Artikel 6 vaststelling tarieven

  • 1. Het luchthavenbedrijf is bevoegd de tarieven voor de vergoeding vast te stellen.

  • 2. Bij de vaststelling van de tarieven kan onderscheid worden gemaakt, al naar gelang buitenlandse bestemming van de passagiers dan wel de aard van het gebruik van de gebouwen en terreinen, bedoeld in artikel 2, eerste lid.

  • 3. De tarieven luiden in Nederlandse-Antilliaanse guldens en US Dollars.

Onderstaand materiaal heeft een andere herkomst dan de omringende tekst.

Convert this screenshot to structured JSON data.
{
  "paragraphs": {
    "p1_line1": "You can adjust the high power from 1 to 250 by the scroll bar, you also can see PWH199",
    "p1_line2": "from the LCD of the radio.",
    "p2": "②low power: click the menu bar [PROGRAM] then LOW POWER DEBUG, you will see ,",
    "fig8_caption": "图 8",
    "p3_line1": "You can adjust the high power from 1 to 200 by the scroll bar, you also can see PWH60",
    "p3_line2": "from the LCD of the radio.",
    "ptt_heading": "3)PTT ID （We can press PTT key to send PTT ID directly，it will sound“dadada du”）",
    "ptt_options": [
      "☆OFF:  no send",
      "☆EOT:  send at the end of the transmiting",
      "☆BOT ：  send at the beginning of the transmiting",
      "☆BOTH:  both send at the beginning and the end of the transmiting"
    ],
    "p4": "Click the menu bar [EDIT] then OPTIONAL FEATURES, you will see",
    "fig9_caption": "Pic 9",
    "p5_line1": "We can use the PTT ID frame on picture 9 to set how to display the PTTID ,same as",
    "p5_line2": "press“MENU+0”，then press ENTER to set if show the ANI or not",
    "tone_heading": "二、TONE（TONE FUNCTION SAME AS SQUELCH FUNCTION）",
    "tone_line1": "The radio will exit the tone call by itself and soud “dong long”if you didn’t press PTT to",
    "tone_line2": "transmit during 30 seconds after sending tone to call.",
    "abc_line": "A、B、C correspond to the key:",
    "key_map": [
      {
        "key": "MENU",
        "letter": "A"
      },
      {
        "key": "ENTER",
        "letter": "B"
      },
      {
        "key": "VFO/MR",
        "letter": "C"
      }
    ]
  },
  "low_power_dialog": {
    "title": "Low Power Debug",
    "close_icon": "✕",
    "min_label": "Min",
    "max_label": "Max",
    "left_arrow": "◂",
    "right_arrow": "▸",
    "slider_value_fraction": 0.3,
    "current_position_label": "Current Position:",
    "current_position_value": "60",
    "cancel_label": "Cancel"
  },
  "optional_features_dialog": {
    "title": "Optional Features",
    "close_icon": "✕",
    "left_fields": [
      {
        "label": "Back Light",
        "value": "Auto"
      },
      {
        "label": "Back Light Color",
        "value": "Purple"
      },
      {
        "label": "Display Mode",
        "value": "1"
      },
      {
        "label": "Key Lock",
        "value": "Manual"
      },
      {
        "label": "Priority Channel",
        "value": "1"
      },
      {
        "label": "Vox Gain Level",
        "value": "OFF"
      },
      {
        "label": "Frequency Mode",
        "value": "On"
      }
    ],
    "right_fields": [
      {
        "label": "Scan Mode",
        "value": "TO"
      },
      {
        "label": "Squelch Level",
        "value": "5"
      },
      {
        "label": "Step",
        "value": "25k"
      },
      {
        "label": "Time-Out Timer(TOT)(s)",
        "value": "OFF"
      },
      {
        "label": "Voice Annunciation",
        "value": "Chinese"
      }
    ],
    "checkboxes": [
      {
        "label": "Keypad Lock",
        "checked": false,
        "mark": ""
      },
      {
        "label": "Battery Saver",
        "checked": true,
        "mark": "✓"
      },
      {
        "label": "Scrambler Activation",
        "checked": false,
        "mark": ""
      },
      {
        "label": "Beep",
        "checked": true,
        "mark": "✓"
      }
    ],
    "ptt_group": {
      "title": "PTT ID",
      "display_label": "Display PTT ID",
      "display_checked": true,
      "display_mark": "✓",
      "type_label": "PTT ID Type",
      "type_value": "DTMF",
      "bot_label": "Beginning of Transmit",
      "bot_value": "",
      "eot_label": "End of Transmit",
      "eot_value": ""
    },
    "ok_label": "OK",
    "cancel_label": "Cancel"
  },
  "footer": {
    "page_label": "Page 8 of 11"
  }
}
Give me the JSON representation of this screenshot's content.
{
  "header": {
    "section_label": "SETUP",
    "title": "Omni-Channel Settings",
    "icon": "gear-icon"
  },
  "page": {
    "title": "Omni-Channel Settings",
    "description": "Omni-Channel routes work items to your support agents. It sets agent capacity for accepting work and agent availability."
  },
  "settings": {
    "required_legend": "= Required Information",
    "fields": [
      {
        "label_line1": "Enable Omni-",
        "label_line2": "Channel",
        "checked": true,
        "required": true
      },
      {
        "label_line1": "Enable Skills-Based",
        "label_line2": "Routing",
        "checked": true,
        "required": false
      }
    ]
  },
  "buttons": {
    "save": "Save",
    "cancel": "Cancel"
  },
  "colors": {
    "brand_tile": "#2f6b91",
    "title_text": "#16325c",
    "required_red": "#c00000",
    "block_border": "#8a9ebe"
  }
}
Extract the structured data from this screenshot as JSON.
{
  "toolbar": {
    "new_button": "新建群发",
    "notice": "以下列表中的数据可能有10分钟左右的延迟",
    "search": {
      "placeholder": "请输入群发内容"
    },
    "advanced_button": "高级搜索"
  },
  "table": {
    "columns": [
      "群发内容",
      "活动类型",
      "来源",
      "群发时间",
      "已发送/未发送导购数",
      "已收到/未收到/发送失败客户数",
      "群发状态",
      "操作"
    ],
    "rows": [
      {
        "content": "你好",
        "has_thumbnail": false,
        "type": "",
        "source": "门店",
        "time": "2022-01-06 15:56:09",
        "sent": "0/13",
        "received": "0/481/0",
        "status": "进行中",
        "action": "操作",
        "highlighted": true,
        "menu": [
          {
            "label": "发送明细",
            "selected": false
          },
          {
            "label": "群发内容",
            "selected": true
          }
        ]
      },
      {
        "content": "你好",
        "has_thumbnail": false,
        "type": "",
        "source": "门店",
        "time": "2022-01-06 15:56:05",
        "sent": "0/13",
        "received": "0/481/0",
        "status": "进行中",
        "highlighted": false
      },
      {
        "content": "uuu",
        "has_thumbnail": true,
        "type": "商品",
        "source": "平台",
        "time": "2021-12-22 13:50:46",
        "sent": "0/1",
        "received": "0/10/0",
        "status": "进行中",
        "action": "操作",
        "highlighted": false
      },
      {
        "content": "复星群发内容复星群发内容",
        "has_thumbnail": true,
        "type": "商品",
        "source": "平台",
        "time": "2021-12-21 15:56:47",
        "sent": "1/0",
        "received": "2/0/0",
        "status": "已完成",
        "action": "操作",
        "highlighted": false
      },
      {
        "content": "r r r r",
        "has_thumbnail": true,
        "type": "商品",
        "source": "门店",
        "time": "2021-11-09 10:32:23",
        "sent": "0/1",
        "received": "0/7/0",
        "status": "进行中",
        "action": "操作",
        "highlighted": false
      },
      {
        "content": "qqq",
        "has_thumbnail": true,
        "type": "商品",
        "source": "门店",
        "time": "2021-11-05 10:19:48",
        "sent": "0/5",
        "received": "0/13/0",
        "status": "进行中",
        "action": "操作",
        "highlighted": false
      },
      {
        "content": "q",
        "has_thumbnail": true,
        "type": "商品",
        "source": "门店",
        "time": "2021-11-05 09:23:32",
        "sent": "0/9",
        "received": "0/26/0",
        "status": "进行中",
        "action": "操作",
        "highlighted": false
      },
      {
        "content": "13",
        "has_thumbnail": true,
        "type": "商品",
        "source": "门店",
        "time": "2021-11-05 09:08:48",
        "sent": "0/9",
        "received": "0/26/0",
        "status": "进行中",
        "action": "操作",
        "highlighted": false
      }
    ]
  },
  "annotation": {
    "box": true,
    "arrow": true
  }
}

  • 4. Op een of meer daartoe geschikte en voor het publiek zichtbare plaatsen worden door het luchthavenbedrijf lijsten met de geldende tarieven opgehangen.

  • 5. Een besluit tot wijziging van een tarief wordt ten minste twee maanden tevoren door luchthavenbedrijf in ieder geval schriftelijk bekend gemaakt aan:

    • a.

      de betrokken luchtvaartmaatschappijen;

    • b.

      de in Sint Maarten gevestigde reisorganisaties;

    • c.

      de minister.

    • d.

      [vervallen]

Artikel 7

  • 1. Een wijziging in een tarief met een groter percentage dan tien of een wijziging daarin die het cumulatieve percentage van wijzingen tijdens een willekeurige periode van twaalf achtereenvolgende kalendermaanden op meer dan tien doet uitkomen, behoeft de voorafgaande goedkeuring van de minister.

  • 2. Het luchthavenbedrijf dient een daartoe strekkend en onderbouwd verzoek schriftelijk in.

  • 3. De minister beslist zo spoedig mogelijk op het verzoek en doet daarvan mededeling aan de Staten.

  • 4. Indien de minister na 10 weken na de indiening van het verzoek geen beslissing daarop heeft genomen, wordt de goedkeuring geacht te zijn verleend.

Artikel 8 inlichtingen

Het luchthaven bedrijf is gehouden desgevraagd de door de minister gewenste gegevens in inlichtingen te verstrekken terzake van de inning en opbrengsten van de vergoeding.

Artikel 9 slotbepalingen

[vervallen]

Artikel 10

[vervallen]

Artikel 11

[vervallen]

Artikel 12

[regelt de inwerkingtreding]

Artikel 13

Deze verordening wordt aangehaald als: Verordening vergoeding passagiersaccommodatie luchthaven.